Investors offloaded a robust $50.2 billion worth of US equity funds, logging the biggest weekly net sales since September 2009. European and Asian funds, however, experienced $9.21 billion and $1.74 billion worth of net purchases.
Meanwhile, global sectoral funds experienced their largest weekly outflow in 14 weeks, totalling $2.65 billion, with the tech and healthcare sectors facing net disposals of $1.37 billion and $737 million respectively.
Global bond funds continued to attract investor interest for a 52nd consecutive week, securing about $2.36 billion in net purchases, albeit the lowest amount in eight months.
Corporate and loan participation funds drew substantial inflows of $2.01 billion and $1.12 billion, respectively.
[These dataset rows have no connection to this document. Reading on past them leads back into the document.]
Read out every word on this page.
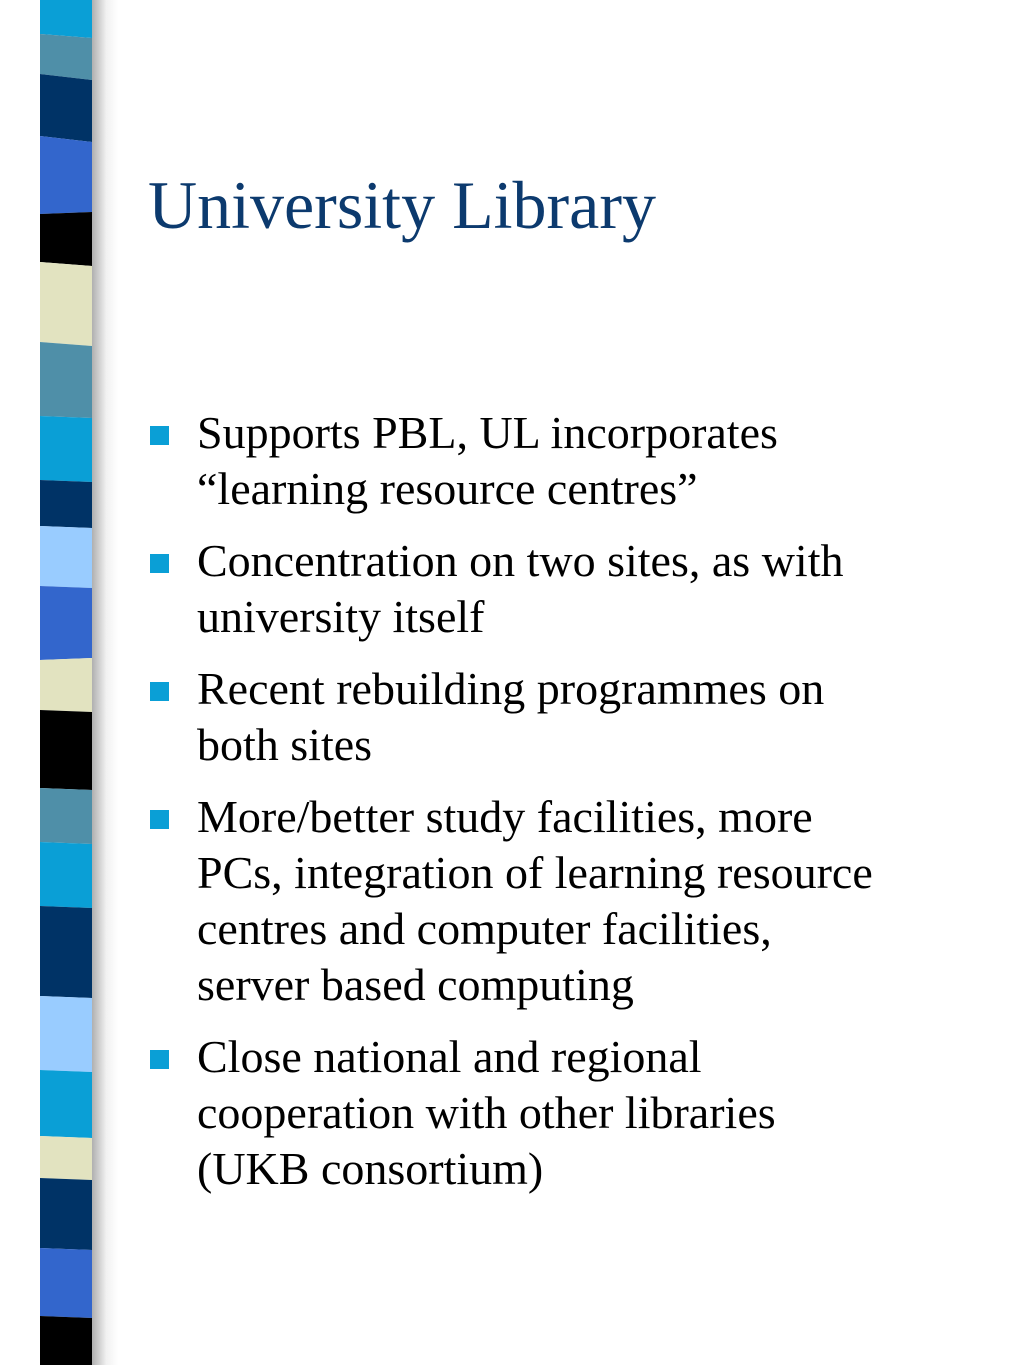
University Library
Supports PBL, UL incorporates
“learning resource centres”
Concentration on two sites, as with
university itself
Recent rebuilding programmes on
both sites
More/better study facilities, more
PCs, integration of learning resource
centres and computer facilities,
server based computing
Close national and regional
cooperation with other libraries
(UKB consortium)
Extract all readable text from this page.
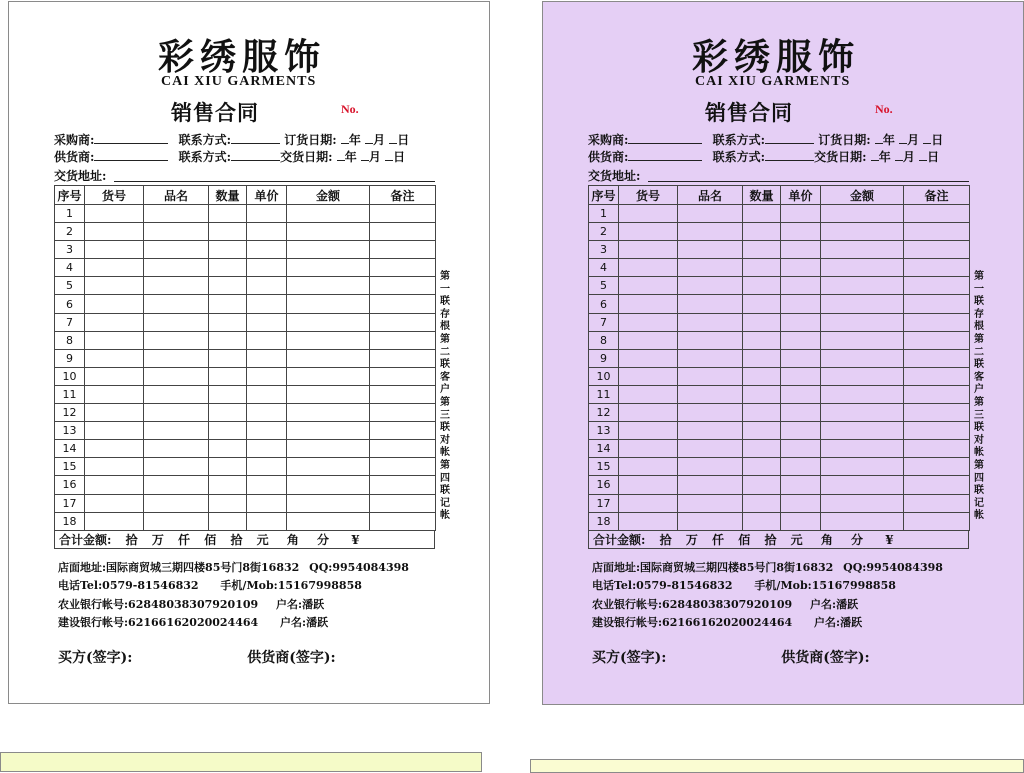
彩绣服饰
CAI XIU GARMENTS
销售合同	No.
采购商:	联系方式:	订货日期: 年 月 日
供货商:	联系方式:	交货日期: 年 月 日
交货地址:
序号	货号	品名	数量	单价	金额	备注
1						
2						
3						
4						
5						
6						
7						
8						
9						
10						
11						
12						
13						
14						
15						
16						
17						
18						
合计金额: 拾 万 仟 佰 拾 元 角 分 ¥
第一联存根 第二联客户 第三联对帐 第四联记帐
店面地址:国际商贸城三期四楼85号门8街16832 QQ:9954084398
电话Tel:0579-81546832 手机/Mob:15167998858
农业银行帐号:62848038307920109 户名:潘跃
建设银行帐号:62166162020024464 户名:潘跃
买方(签字):	供货商(签字):
彩绣服饰
CAI XIU GARMENTS
销售合同	No.
采购商:	联系方式:	订货日期: 年 月 日
供货商:	联系方式:	交货日期: 年 月 日
交货地址:
序号	货号	品名	数量	单价	金额	备注
1						
2						
3						
4						
5						
6						
7						
8						
9						
10						
11						
12						
13						
14						
15						
16						
17						
18						
合计金额: 拾 万 仟 佰 拾 元 角 分 ¥
第一联存根 第二联客户 第三联对帐 第四联记帐
店面地址:国际商贸城三期四楼85号门8街16832 QQ:9954084398
电话Tel:0579-81546832 手机/Mob:15167998858
农业银行帐号:62848038307920109 户名:潘跃
建设银行帐号:62166162020024464 户名:潘跃
买方(签字):	供货商(签字):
Meanwhile, government bond funds experienced $594 million in outflows, marking a third consecutive week of net sales.
Money market funds recorded about $51.02 billion in net sales, marking the fourth outflow in five weeks.
In the commodities sector, gold and precious metal funds saw $1.67 billion withdrawn, the largest since July 2022, while energy funds experienced $215 million in outflows.
According to data covering 29,603 funds, emerging market equities faced increased selling pressure, with equity funds recording their sharpest net outflow in about a year at $5.27 billion, and bond funds also seeing $710 million in net outflows.